Under the deal, Alliance will acquire all the issued share capital of Tawana Resources at 1.10 Alliance share for each Tawana share.
Once the merger is complete, Tawana will become a wholly owned subsidiary of Alliance. Existing Alliance shareholders will own about 51 per cent of the merged entity, existing Tawana shareholders the rest.
The merger is expected to be completed by the fourth quarter.
Alliance and Tawana are equal partners in the Bald Hill project in Western Australia so the merged entity will own 100 per cent of this project, which is expected to start producing lithium concentrate this month.
Lithium is a sought-after metal for manufacturing long-life batteries that power up electric vehicles and consumer electronics devices.
Alliance said in a disclosure that the merger will simplify the ownership and operational management of the Bald Hill project.
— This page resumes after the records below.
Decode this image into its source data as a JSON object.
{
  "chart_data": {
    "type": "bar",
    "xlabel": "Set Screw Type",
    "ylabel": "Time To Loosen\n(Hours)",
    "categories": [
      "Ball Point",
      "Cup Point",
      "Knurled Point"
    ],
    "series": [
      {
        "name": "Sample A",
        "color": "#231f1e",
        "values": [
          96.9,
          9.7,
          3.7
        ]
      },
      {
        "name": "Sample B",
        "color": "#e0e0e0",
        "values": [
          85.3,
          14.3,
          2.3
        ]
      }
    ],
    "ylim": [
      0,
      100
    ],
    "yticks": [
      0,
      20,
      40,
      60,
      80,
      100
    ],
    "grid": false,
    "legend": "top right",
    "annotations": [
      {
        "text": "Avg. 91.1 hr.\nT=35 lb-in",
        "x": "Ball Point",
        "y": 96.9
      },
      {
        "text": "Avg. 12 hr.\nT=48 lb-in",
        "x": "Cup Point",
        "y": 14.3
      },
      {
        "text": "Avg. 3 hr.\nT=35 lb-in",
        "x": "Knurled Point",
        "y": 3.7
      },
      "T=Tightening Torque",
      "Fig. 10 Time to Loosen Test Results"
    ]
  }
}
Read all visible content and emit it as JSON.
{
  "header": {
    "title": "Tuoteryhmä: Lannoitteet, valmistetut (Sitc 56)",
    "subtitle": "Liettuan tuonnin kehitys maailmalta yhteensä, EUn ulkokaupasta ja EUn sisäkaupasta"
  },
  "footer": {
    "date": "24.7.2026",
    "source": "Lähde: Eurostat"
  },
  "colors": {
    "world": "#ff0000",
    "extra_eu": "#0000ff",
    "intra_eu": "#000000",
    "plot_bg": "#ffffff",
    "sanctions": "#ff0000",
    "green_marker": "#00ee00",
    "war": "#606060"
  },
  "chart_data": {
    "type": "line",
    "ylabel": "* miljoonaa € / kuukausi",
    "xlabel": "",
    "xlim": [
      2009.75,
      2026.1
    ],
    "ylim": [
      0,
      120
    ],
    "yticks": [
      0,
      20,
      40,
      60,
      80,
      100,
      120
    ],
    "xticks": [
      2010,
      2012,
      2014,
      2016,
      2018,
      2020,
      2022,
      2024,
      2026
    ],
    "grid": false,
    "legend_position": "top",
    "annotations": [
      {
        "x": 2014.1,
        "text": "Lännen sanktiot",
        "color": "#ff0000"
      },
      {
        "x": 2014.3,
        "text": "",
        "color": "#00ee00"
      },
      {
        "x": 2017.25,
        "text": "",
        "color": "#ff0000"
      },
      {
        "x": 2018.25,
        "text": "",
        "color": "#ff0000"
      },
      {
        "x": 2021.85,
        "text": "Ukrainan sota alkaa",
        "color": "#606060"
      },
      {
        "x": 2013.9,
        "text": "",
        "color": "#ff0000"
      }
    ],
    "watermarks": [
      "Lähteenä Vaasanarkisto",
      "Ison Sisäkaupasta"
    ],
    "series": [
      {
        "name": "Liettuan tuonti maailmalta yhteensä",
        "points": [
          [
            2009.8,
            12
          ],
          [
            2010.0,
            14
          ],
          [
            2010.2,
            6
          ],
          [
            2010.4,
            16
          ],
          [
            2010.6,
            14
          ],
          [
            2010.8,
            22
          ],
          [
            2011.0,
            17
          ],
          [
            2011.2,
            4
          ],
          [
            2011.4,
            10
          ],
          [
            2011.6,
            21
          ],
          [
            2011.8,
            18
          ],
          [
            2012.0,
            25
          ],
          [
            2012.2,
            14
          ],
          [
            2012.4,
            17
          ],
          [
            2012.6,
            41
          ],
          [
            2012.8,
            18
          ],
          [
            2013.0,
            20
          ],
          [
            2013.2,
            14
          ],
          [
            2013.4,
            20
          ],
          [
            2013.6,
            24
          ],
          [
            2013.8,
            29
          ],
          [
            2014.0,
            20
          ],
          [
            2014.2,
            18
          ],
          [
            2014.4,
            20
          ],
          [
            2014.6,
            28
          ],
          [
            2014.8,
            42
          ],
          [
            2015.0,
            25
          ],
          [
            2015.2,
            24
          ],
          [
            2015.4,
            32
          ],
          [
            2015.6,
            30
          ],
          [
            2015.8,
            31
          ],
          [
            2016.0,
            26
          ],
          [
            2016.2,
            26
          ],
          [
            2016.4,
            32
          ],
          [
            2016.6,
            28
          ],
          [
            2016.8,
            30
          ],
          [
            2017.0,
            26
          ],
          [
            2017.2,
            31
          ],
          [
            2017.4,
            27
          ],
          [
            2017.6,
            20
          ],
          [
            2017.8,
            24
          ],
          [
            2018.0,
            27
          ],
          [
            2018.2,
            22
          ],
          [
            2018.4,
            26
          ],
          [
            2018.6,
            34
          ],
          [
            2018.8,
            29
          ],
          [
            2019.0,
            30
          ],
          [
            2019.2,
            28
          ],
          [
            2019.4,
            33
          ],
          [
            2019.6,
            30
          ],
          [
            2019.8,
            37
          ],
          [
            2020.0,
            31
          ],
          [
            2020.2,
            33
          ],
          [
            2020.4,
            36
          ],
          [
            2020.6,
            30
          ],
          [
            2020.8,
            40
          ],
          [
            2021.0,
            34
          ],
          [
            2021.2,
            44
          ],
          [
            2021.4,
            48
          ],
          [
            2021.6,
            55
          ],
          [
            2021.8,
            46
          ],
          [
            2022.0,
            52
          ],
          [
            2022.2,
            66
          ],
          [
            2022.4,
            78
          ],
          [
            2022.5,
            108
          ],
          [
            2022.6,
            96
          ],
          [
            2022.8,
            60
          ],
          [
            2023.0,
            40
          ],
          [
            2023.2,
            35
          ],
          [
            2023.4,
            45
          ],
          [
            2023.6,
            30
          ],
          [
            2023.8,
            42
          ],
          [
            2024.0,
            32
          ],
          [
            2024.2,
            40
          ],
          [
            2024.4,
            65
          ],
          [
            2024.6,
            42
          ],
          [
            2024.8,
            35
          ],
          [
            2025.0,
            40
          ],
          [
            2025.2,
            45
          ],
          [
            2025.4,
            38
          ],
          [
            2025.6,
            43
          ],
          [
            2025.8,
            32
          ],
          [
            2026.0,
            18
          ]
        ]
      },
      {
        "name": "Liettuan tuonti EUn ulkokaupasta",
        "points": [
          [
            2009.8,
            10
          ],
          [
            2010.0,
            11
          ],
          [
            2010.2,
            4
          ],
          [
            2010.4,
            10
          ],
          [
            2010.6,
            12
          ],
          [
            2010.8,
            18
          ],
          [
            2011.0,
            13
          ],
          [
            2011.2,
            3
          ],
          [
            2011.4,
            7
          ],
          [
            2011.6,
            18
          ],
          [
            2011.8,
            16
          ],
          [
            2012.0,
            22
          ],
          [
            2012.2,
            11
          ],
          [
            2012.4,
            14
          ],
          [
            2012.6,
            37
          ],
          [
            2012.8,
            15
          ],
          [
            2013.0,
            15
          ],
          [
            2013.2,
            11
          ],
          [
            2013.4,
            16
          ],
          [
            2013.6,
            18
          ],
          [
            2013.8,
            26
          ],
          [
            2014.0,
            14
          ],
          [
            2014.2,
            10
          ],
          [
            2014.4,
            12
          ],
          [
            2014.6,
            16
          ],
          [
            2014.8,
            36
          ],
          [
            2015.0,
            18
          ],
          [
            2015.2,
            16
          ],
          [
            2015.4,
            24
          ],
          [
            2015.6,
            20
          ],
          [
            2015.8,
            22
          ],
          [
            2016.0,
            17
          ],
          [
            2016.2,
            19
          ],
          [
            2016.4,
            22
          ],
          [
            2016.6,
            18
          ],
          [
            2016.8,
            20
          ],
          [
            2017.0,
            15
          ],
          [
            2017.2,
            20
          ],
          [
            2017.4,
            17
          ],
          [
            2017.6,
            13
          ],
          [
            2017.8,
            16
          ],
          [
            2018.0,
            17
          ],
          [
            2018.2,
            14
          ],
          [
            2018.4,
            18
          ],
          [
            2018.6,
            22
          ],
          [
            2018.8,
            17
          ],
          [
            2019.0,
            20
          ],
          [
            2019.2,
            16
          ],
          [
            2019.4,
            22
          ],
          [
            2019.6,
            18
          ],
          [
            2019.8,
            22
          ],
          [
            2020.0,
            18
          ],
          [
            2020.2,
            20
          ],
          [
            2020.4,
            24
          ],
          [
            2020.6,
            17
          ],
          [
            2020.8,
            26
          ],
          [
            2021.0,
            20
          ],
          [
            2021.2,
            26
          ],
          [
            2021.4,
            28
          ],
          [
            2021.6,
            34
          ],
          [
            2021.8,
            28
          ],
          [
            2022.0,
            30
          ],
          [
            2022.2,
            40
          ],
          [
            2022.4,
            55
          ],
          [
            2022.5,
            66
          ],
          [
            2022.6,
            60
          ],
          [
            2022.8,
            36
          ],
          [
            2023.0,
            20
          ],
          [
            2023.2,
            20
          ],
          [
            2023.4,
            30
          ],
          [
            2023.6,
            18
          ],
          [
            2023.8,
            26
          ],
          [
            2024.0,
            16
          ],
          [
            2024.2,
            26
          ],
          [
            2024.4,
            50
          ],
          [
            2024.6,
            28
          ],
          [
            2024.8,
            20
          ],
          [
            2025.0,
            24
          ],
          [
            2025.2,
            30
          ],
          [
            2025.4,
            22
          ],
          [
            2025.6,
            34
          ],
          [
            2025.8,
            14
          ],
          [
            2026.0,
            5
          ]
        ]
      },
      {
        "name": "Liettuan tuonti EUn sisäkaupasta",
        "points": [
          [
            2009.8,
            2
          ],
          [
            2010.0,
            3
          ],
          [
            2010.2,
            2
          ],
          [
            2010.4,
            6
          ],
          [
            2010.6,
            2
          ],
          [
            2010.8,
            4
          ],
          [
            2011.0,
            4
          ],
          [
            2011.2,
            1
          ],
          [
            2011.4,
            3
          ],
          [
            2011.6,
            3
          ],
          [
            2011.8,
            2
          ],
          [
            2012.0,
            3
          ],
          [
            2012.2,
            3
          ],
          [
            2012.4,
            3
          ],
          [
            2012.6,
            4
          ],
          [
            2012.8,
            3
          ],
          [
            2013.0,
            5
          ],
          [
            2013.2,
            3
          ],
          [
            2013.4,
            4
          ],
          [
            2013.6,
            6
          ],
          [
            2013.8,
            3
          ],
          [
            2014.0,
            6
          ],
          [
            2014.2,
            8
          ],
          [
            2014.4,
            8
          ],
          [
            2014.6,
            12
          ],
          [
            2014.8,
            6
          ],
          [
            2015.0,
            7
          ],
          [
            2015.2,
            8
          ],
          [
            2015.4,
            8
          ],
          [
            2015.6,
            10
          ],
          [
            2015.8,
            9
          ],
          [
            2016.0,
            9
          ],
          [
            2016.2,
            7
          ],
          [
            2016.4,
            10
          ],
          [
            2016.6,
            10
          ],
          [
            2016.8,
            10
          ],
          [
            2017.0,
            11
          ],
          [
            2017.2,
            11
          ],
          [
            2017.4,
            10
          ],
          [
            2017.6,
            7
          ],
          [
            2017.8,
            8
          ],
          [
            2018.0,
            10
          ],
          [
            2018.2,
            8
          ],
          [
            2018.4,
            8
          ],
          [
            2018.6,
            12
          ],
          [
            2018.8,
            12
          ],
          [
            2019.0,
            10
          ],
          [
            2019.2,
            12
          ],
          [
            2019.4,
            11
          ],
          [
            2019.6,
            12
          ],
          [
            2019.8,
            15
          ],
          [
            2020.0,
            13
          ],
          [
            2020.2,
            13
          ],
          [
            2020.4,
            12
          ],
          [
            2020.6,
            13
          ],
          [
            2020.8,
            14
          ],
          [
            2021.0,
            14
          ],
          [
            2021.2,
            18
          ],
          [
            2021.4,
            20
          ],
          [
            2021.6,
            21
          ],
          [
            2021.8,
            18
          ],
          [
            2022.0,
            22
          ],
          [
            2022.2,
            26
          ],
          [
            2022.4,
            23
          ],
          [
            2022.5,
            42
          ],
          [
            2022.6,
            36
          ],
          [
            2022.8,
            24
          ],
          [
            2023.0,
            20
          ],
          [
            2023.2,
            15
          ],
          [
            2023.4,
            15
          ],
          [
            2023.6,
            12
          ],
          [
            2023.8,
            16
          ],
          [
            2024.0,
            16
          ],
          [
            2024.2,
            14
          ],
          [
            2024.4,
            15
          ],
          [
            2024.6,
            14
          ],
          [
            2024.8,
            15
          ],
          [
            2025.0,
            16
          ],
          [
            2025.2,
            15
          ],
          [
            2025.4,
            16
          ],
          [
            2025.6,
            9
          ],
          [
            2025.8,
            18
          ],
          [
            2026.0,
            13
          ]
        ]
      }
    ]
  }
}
Its directors have unanimously recommended shareholders back the merger.
Alliance's substantial shareholder, Burwill Holdings, which holds 14.1 per cent of Alliance's issued share capital, has also entered into a binding agreement to vote in favour of the merger.
The planned merger has drawn support from Tawana directors, Alliance's shareholders holding about 20.4 per cent of the company, and Tawana's shareholders holding about 32.6 per cent of that firm.
Alliance and Tawana have lined up separate equity raising exercises on the back of the planned merger.
Alliance aims to raise gross proceeds of A$25 million from a fully underwritten placement to sophisticated and institutional investors.
It also plans to raise A$7.8 million in gross proceeds from a non-underwritten placement to Burwill.
Tawana has lined up a fully underwritten placement to raise A$20 million from professional investors.
It has also reserved the right to place up to a further A$5 million on a non-underwritten basis.
Proceeds from these placements will go to fund additional working capital needs and to enable continued production in the Bald Hill project.